Single by Jazzy

from the EP Constellations
- Released: 21 July 2023
- Length: 2:04
- Label: Chaos; Polydor;
- Songwriter(s): Yasmine Byrne; Jem Cooke; Daniel Eugene O'Donnell; Hannah Laing;
- Producer(s): D.O.D.; Hannah Laing;

Jazzy singles chronology
| "Giving Me" (2023) | "Feel It" (2023) | "NRG" (2023) |

= Feel It (Jazzy song) =

"Feel It" is a song by Irish singer-songwriter and producer Jazzy.

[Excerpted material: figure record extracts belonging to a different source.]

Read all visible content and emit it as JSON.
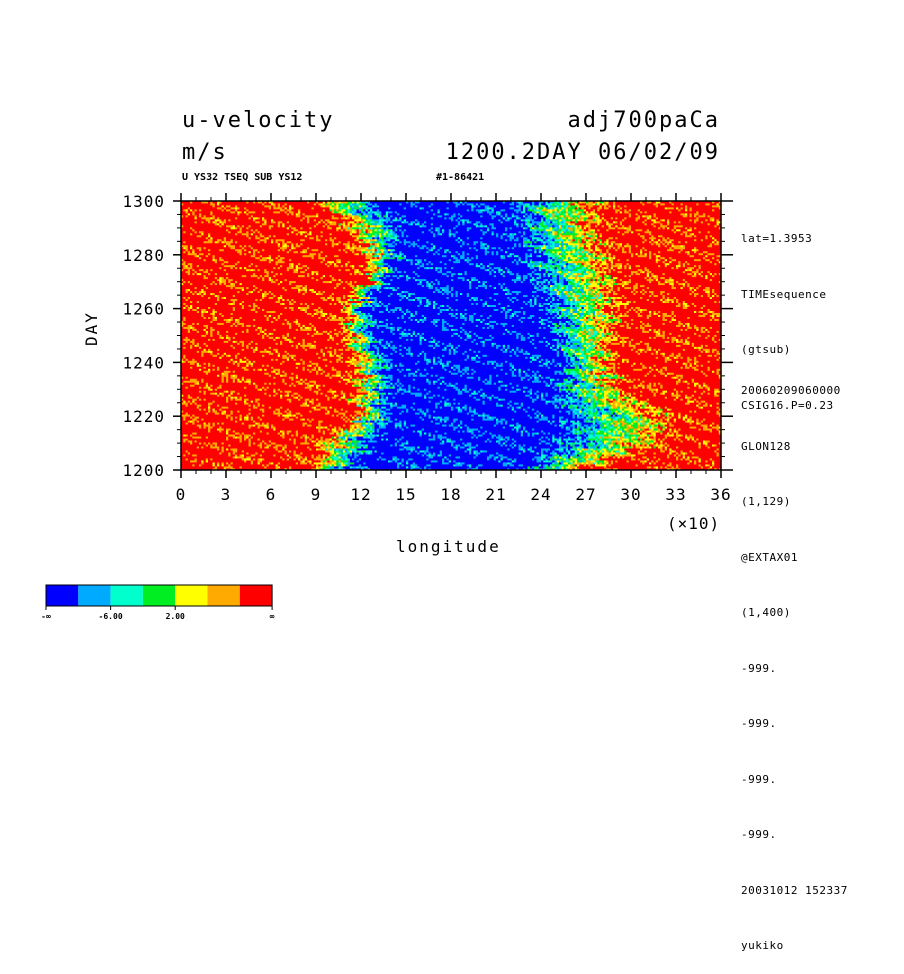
{
  "header": {
    "variable": "u-velocity",
    "experiment": "adj700paCa",
    "units": "m/s",
    "time": "1200.2DAY 06/02/09",
    "info_left": "U YS32 TSEQ SUB YS12",
    "info_right": "#1-86421"
  },
  "side_info": {
    "top": [
      "lat=1.3953",
      "TIMEsequence",
      "(gtsub)",
      "CSIG16.P=0.23"
    ],
    "bottom": [
      "20060209060000",
      "GLON128",
      "(1,129)",
      "@EXTAX01",
      "(1,400)",
      "-999.",
      "-999.",
      "-999.",
      "-999.",
      "20031012 152337",
      "yukiko"
    ]
  },
  "colors": {
    "levels": [
      "#0000ff",
      "#00aaff",
      "#00ffcc",
      "#00ee22",
      "#ffff00",
      "#ffaa00",
      "#ff0000"
    ]
  },
  "colorbar": {
    "labels": [
      "-∞",
      "-6.00",
      "2.00",
      "∞"
    ]
  },
  "chart_data": {
    "type": "heatmap",
    "title": "u-velocity",
    "xlabel": "longitude",
    "ylabel": "DAY",
    "x_multiplier": "(×10)",
    "xlim": [
      0,
      36
    ],
    "ylim": [
      1200,
      1300
    ],
    "x_ticks": [
      "0",
      "3",
      "6",
      "9",
      "12",
      "15",
      "18",
      "21",
      "24",
      "27",
      "30",
      "33",
      "36"
    ],
    "y_ticks": [
      "1200",
      "1220",
      "1240",
      "1260",
      "1280",
      "1300"
    ],
    "x_tick_values": [
      0,
      3,
      6,
      9,
      12,
      15,
      18,
      21,
      24,
      27,
      30,
      33,
      36
    ],
    "y_tick_values": [
      1200,
      1220,
      1240,
      1260,
      1280,
      1300
    ],
    "region_boundaries": [
      {
        "day": 1200,
        "red_end": 8.5,
        "blue_start": 11.5,
        "blue_end": 22.5,
        "red_start": 27.5
      },
      {
        "day": 1210,
        "red_end": 9,
        "blue_start": 13,
        "blue_end": 24.5,
        "red_start": 33
      },
      {
        "day": 1220,
        "red_end": 11,
        "blue_start": 14,
        "blue_end": 25,
        "red_start": 33.5
      },
      {
        "day": 1230,
        "red_end": 11.5,
        "blue_start": 14,
        "blue_end": 24.5,
        "red_start": 30
      },
      {
        "day": 1240,
        "red_end": 11,
        "blue_start": 14,
        "blue_end": 25,
        "red_start": 29
      },
      {
        "day": 1250,
        "red_end": 10.5,
        "blue_start": 13,
        "blue_end": 24,
        "red_start": 29.5
      },
      {
        "day": 1260,
        "red_end": 10.5,
        "blue_start": 12.5,
        "blue_end": 24,
        "red_start": 30
      },
      {
        "day": 1270,
        "red_end": 12,
        "blue_start": 14,
        "blue_end": 23,
        "red_start": 30
      },
      {
        "day": 1280,
        "red_end": 12,
        "blue_start": 14.5,
        "blue_end": 22.5,
        "red_start": 29.5
      },
      {
        "day": 1290,
        "red_end": 10.5,
        "blue_start": 15,
        "blue_end": 22,
        "red_start": 28.5
      },
      {
        "day": 1300,
        "red_end": 8.5,
        "blue_start": 13,
        "blue_end": 21.5,
        "red_start": 29
      }
    ]
  }
}
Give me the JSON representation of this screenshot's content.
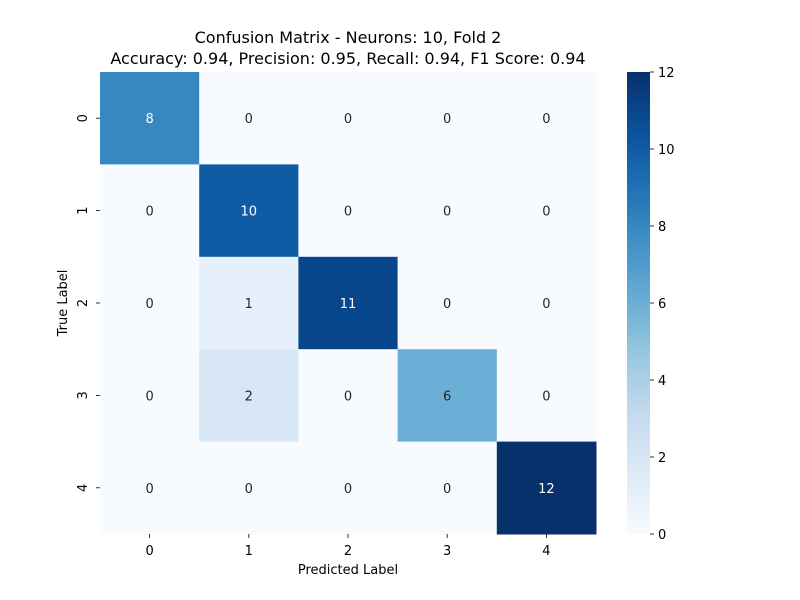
{
  "chart_data": {
    "type": "heatmap",
    "title_line1": "Confusion Matrix - Neurons: 10, Fold 2",
    "title_line2": "Accuracy: 0.94, Precision: 0.95, Recall: 0.94, F1 Score: 0.94",
    "xlabel": "Predicted Label",
    "ylabel": "True Label",
    "x_categories": [
      "0",
      "1",
      "2",
      "3",
      "4"
    ],
    "y_categories": [
      "0",
      "1",
      "2",
      "3",
      "4"
    ],
    "matrix": [
      [
        8,
        0,
        0,
        0,
        0
      ],
      [
        0,
        10,
        0,
        0,
        0
      ],
      [
        0,
        1,
        11,
        0,
        0
      ],
      [
        0,
        2,
        0,
        6,
        0
      ],
      [
        0,
        0,
        0,
        0,
        12
      ]
    ],
    "colormap": "Blues",
    "color_range": [
      0,
      12
    ],
    "colorbar_ticks": [
      "0",
      "2",
      "4",
      "6",
      "8",
      "10",
      "12"
    ]
  }
}
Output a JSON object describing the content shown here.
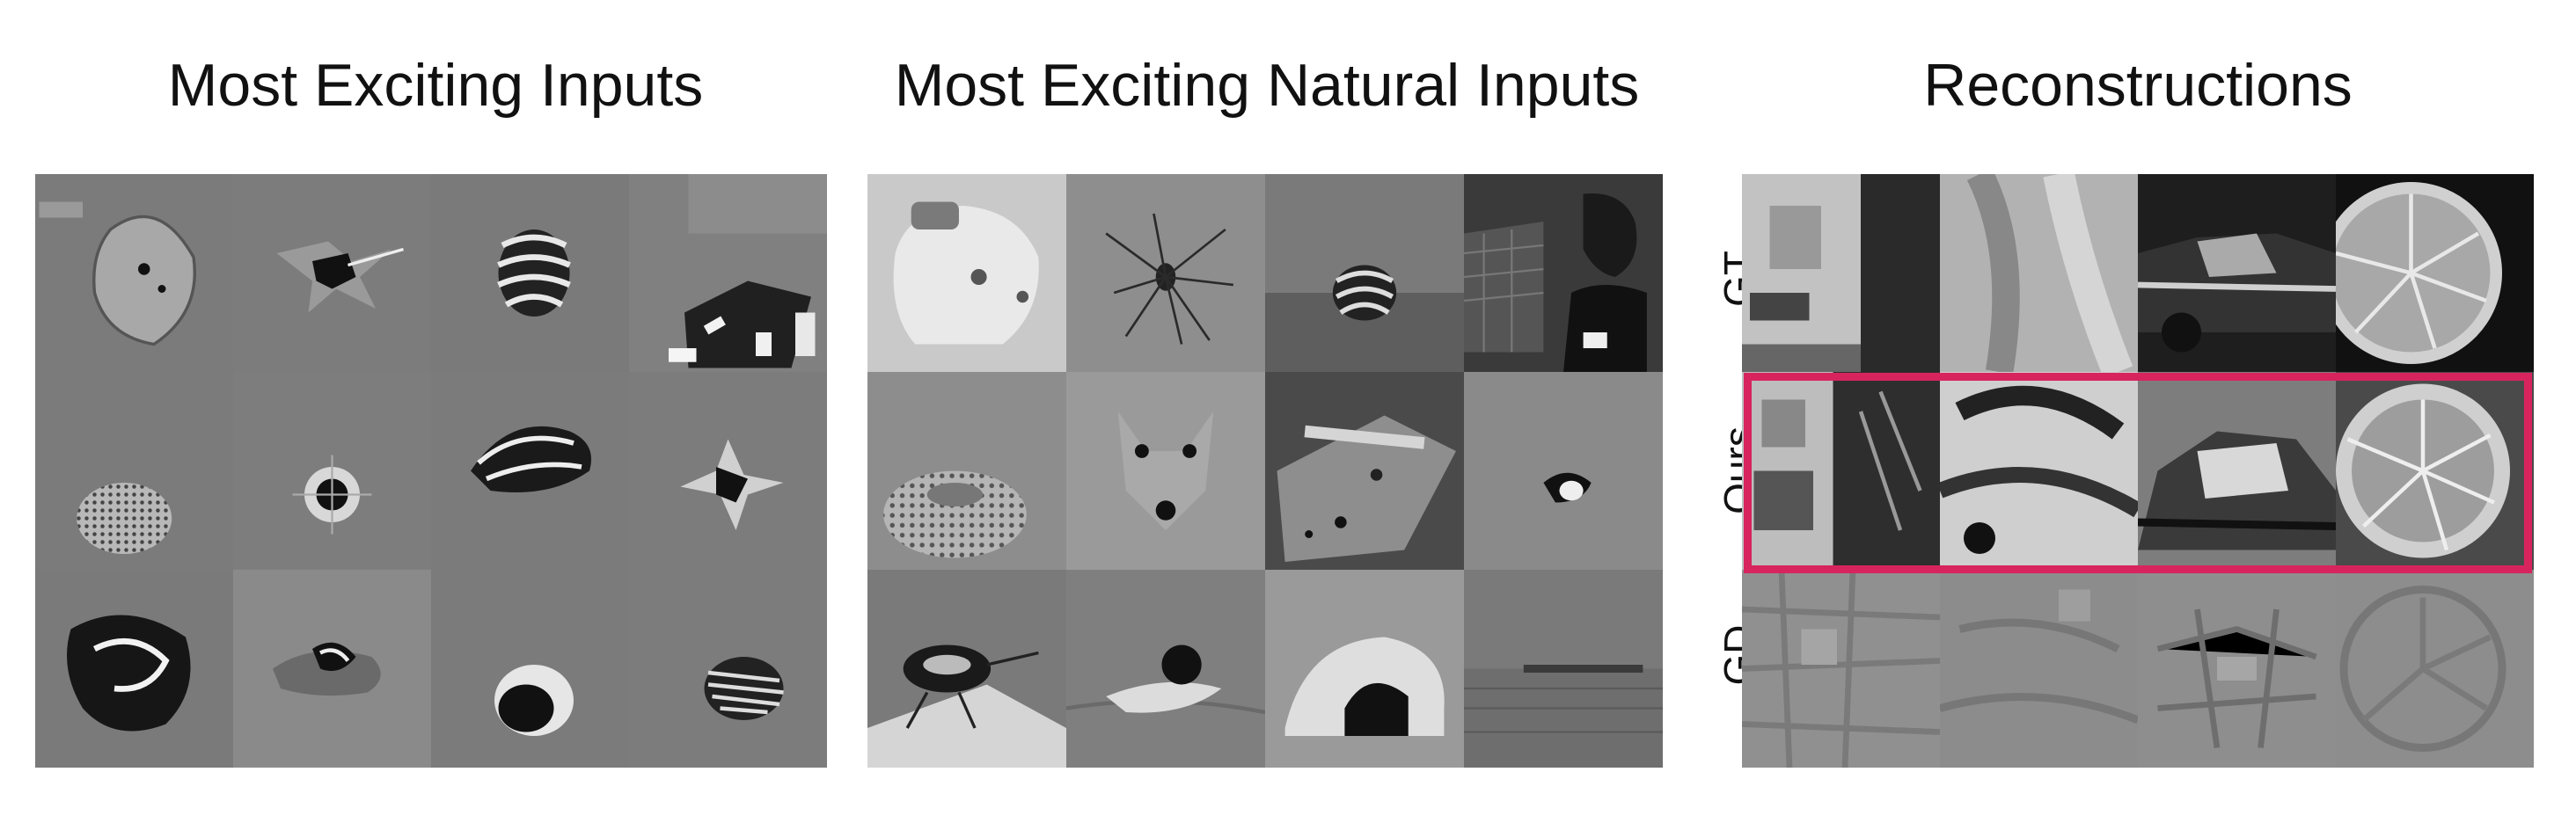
{
  "titles": {
    "mei": "Most Exciting Inputs",
    "meni": "Most Exciting Natural Inputs",
    "recon": "Reconstructions"
  },
  "row_labels": {
    "gt": "GT",
    "ours": "Ours",
    "gd": "GD"
  },
  "panels": {
    "mei": [
      "mei-lens-shape",
      "mei-splat",
      "mei-striped-shell",
      "mei-scatter-rects",
      "mei-dotted-ball",
      "mei-ring-spot",
      "mei-lobed-shape",
      "mei-star-shape",
      "mei-dark-blob",
      "mei-torn-shape",
      "mei-eye-shape",
      "mei-zebra-blob"
    ],
    "meni": [
      "piggy-bank",
      "spider",
      "striped-shell",
      "dog-on-fence",
      "coral-mushroom",
      "fox-face",
      "leaf-eyes",
      "small-bird",
      "beetle-on-leaf",
      "swimming-bird",
      "half-shell",
      "distant-pier"
    ],
    "recon": [
      "gt-interior",
      "gt-close-up",
      "gt-vintage-car",
      "gt-citrus-slice",
      "ours-interior",
      "ours-close-up",
      "ours-vintage-car",
      "ours-citrus-slice",
      "gd-interior",
      "gd-close-up",
      "gd-vintage-car",
      "gd-citrus-slice"
    ]
  },
  "colors": {
    "highlight": "#d8245e"
  }
}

It was released in July 2023 as the second single from her debut extended play, Constellations.

==Reception==
Kate Brayden from Hot Press said "The feel-good anthem is destined to uplift clubbers and festival-goers around the world with fiercely high-energy production."

==Track listings==

Digital download and streaming
| No. | Title | Length |
|---|---|---|
| 1. | "Feel It" (club edit) | 2:04 |

Remixes - Digital download and streaming
| No. | Title | Length |
|---|---|---|
| 1. | "Feel It" (testpress remix) | 2:53 |
| 2. | "Feel It" (Jess Bays remix) | 2:54 |
| 3. | "Feel It" (Morgan Seatree remix) | 2:37 |
| 4. | "Feel It" (1991 remix) | 2:59 |
| 5. | "Feel It" (Daire remix) | 2:01 |

Digital download and streaming
| No. | Title | Length |
|---|---|---|
| 1. | "Feel It" (Jax Jones remix) | 2:43 |

==Charts==
===Weekly charts===

Weekly chart performance for "Feel It"
| Chart (2023) | Peak position |
|---|---|
| Ireland (IRMA) | 22 |
| UK Singles (OCC) | 35 |
| UK Dance (OCC) | 21 |

==Certifications==

Certifications for "Feel It"
| Region | Certification | Certified units/sales |
| United Kingdom (BPI) | Silver | 200,000^{‡} |
^{‡} Sales+streaming figures based on certification alone.